October 22, 2013 | Mecca (Saudi Arabia)

Each year, millions of Muslims travel to Mecca, Saudi Arabia, for the annual Hajj, a pilgrimage central to the Islamic faith. This year’s Hajj, however, caused major global health concerns due to the emergence of a new coronavirus responsible for Middle East Respiratory Syndrome (MERS-CoV).

The high concentration of travelers in Saudi Arabia, where the majority of cases and deaths have occurred, provided a breeding ground for MERS-CoV among pilgrims from around the world.

In response to the growing threat, Fondation Mérieux and Institut Pasteur hosted a MERS-CoV workshop that brought together leading European experts on October 8, 2013, at Les Pensières conference center in Annecy, France.

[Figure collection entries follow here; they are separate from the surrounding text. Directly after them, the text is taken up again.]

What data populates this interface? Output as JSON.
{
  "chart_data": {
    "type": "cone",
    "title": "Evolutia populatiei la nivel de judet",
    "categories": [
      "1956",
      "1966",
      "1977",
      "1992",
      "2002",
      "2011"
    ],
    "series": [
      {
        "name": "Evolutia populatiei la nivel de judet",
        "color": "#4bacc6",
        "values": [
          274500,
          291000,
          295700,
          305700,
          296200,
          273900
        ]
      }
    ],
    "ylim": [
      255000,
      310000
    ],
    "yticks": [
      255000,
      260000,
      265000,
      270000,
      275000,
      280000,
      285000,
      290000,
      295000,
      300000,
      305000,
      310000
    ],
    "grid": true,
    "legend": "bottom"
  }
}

Scientific discussion of MERS-CoV is important, as scientists are still unsure of how the disease is transmitted, and there is a high potential for the disease to spread beyond the Arabian Peninsula.

The workshop at Les Pensières facilitated discussion of the epidemiology of MERS-CoV, strategies for preventing infections, and the risk of epidemics caused by infectious disease. Fondation Mérieux scientists and public health professionals offered their expertise and resources to the fight against one of this year’s most deadly emergent diseases.